O primeiro concurso de contos de Natal do sistema prisional paranaense premiou presos custodiados em unidades penitenciárias do estado. Ao todo, foram 610 participantes. Doze contos finalistas foram selecionados e a premiação foi realizada entre os dias 15 e 22 de dezembro.

Promovido pelo Departamento Penitenciário do Paraná (Depen), órgão vinculado à Secretaria da Segurança Pública e Administração Penitenciária, a iniciativa conta com a parceria da Secretaria de Estado da Educação (Seed), Biblioteca Pública do Paraná (BPP), Academia Paranaense de Letras, Fundação Cultural de Curitiba (FCC) e Marcelo Almeida Cultura (MAC).

“Acreditamos que a educação seja capaz de trazer uma nova perspectiva e novos horizontes para o preso.

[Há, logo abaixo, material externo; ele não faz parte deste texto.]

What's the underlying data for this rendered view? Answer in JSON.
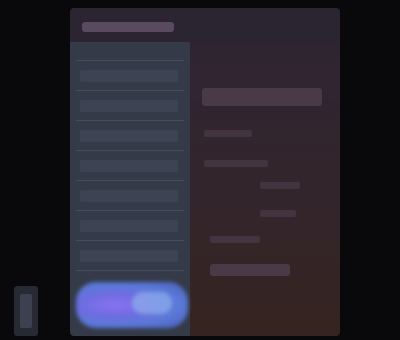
{
  "window": {
    "title": ""
  },
  "colors": {
    "background": "#09080a",
    "window_header": "#2b2431",
    "left_pane": "#343a48",
    "right_pane": "#2f2532",
    "accent_button": "#6d6ce0",
    "accent_highlight": "#8fb0ec"
  },
  "button": {
    "label": ""
  },
  "icons": {
    "side_control": "scrollbar-handle-icon"
  }
}
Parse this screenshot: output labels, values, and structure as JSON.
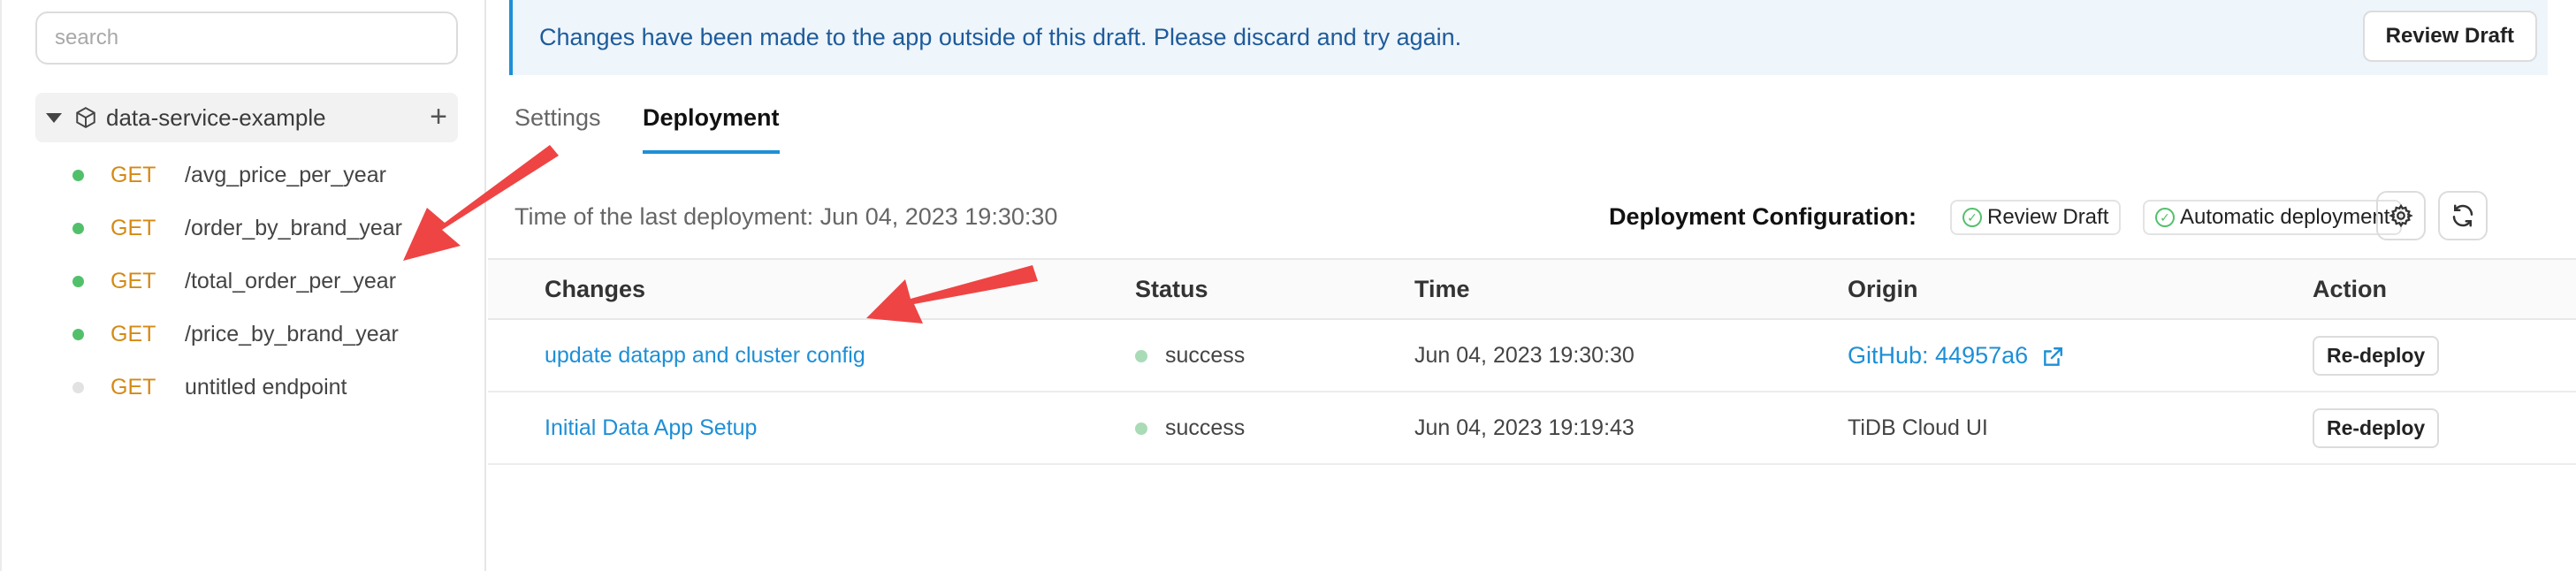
{
  "sidebar": {
    "search_placeholder": "search",
    "project_name": "data-service-example",
    "add_label": "+",
    "endpoints": [
      {
        "method": "GET",
        "path": "/avg_price_per_year",
        "active": true
      },
      {
        "method": "GET",
        "path": "/order_by_brand_year",
        "active": true
      },
      {
        "method": "GET",
        "path": "/total_order_per_year",
        "active": true
      },
      {
        "method": "GET",
        "path": "/price_by_brand_year",
        "active": true
      },
      {
        "method": "GET",
        "path": "untitled endpoint",
        "active": false
      }
    ]
  },
  "banner": {
    "message": "Changes have been made to the app outside of this draft. Please discard and try again.",
    "button_label": "Review Draft"
  },
  "tabs": [
    {
      "label": "Settings",
      "active": false
    },
    {
      "label": "Deployment",
      "active": true
    }
  ],
  "deployment": {
    "last_deployment": "Time of the last deployment: Jun 04, 2023 19:30:30",
    "config_label": "Deployment Configuration:",
    "chips": [
      "Review Draft",
      "Automatic deployment"
    ],
    "icons": [
      "gear-icon",
      "refresh-icon"
    ]
  },
  "table": {
    "headers": [
      "Changes",
      "Status",
      "Time",
      "Origin",
      "Action"
    ],
    "rows": [
      {
        "change": "update datapp and cluster config",
        "status": "success",
        "time": "Jun 04, 2023 19:30:30",
        "origin": "GitHub: 44957a6",
        "origin_link": true,
        "action": "Re-deploy"
      },
      {
        "change": "Initial Data App Setup",
        "status": "success",
        "time": "Jun 04, 2023 19:19:43",
        "origin": "TiDB Cloud UI",
        "origin_link": false,
        "action": "Re-deploy"
      }
    ]
  },
  "colors": {
    "accent": "#1e8fd6",
    "method": "#d48a14",
    "status_green": "#52c06b",
    "arrow_red": "#ef4444"
  }
}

A intenção do concurso é propiciar a reintegração do detento por meio da escrita e da literatura”, afirma o diretor do Depen, Luiz Alberto Cartaxo Moura.
Etapas do concurso

O concurso foi feito em duas etapas, fase regional e estadual. A primeira delas contou com a seleção de cinco contos de cada um dos nove Centros Estaduais de Educação Básica para Jovens e Adultos (Ceebjas), que atuam nas unidades penitenciárias. Em seguida, os 45 contos premiados nas etapas regionais concorreram na etapa estadual, que selecionou os 12 melhores contos do concurso.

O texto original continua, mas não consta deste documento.